SAN FRANCISCO--Technology advances and evolves at a frighteningly fast rate, which is great for users, but the pace of change makes it ever more difficult for security technology to keep up.
Security is difficult to get right, and that challenge is is made more daunting when the systems and devices change constantly. The task of figuring out how to defend a given system grows more complex by the day, something that even some of the pioneers of the security community struggle with.
“The most trustworthy computer I’ve ever owned had two floppy drives. When you were done with it, you powered it down and you could be reasonably sure that nothing foreign happened to it,” Paul Kocher, a cryptographer who helped develop the idea of differential power analysis attacks on cryptosystems, said during the cryptographers’ panel at the RSA Conference here Tuesday.

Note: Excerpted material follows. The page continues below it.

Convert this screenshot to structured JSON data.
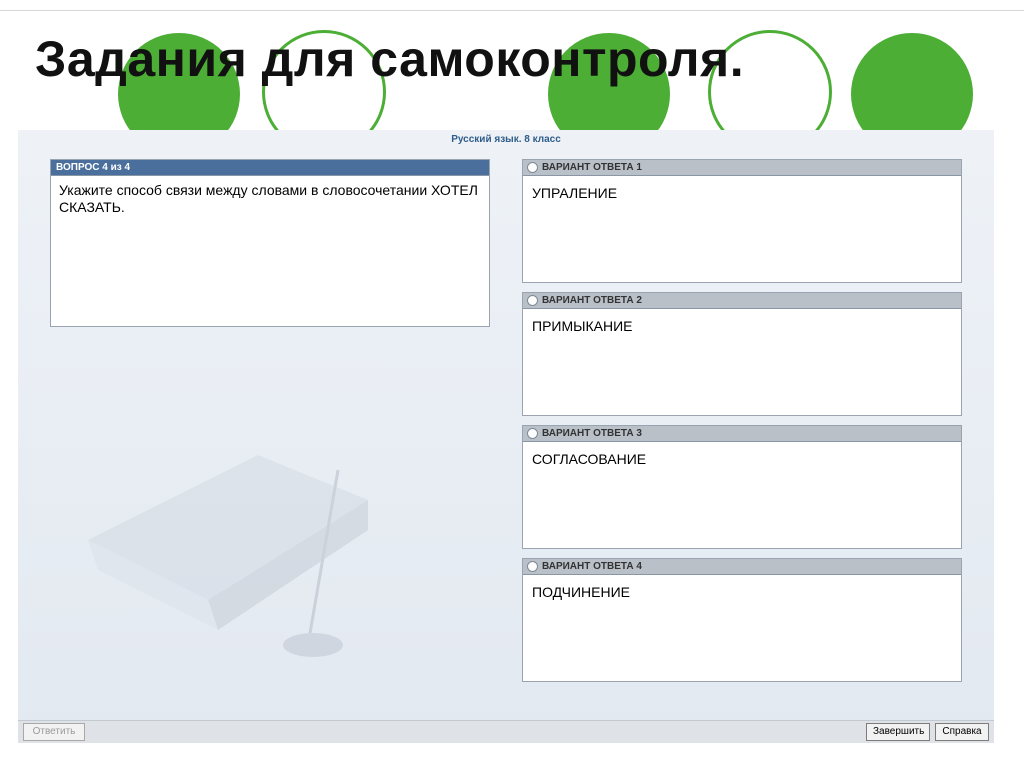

The same thing certainly can’t be said about today’s computing devices. Modern devices are rarely shut down completely and are subject to an ever-widening array of attacks, many of which were not even contemplated by the designers of software and hardware from just a couple decades ago. Attacks always get better, and while computing devices and security have improved as well, it hasn’t been an even race. Many of the attacks that are prevalent today take advantage of the complexity of target systems, and complexity is usually the enemy of security.
“Thirty years ago, we had computers that we knew how they worked. That’s not true now. Who knows what any of these computers are doing?” said Whitfield Diffie, one of the pioneers of public-key cryptography.
“I don’t think Australia can do better than the NSA, so I don’t think this is going to end very well for any of us.”
Part of the problem, the panelists said, is that modern computing relies so much on interconnected systems distributed across the globe. Those systems are often owned and operated by people or organizations with which a given individual has no actual connection or relationship. That requires the individual to trust both the system and the operator of it, a requirement that isn’t really ideal for security.
“Trust isn’t necessarily the right word to use. It implies that I believe something that I haven’t actually verified for myself,” Kocher said. “We can never actually have complete trust in somebody across the internet whose objectives might be unknowable.”
During the panel, which also included Ron Rivest, one of the designers of the RSA algorithm, and Shafi Goldwasser from the Sminos Institute for the Theory of Computing, the cryptographers also talked quite a bit about the push in various countries for backdoor access to encrypted communications and devices. There is legislation in both the UK and Australia that includes a version of law enforcement access to encrypted communications, either through technical or judicial means, and officials from the FBI and other agencies in the United States have been pushing for a similar thing.
But security experts in general and cryptographers specifically say any back door in an encrypted system, regardless of whether it’s for law enforcement use, not only weakens the system but also provides another target for attackers. There have been a handful of cases over the years of back doors being found in cryptosystems, and intelligence agencies are known to have exploited some of them, at least. Kocher said the idea of using legal means to force companies to weaken their own products is counterproductive.
“I think if anyone should be going to prison, it’s the developers who put back doors in their products without telling their managers or anyone else,” he said. “I don’t think Australia can do better than the NSA, so I don’t think this is going to end very well for any of us.”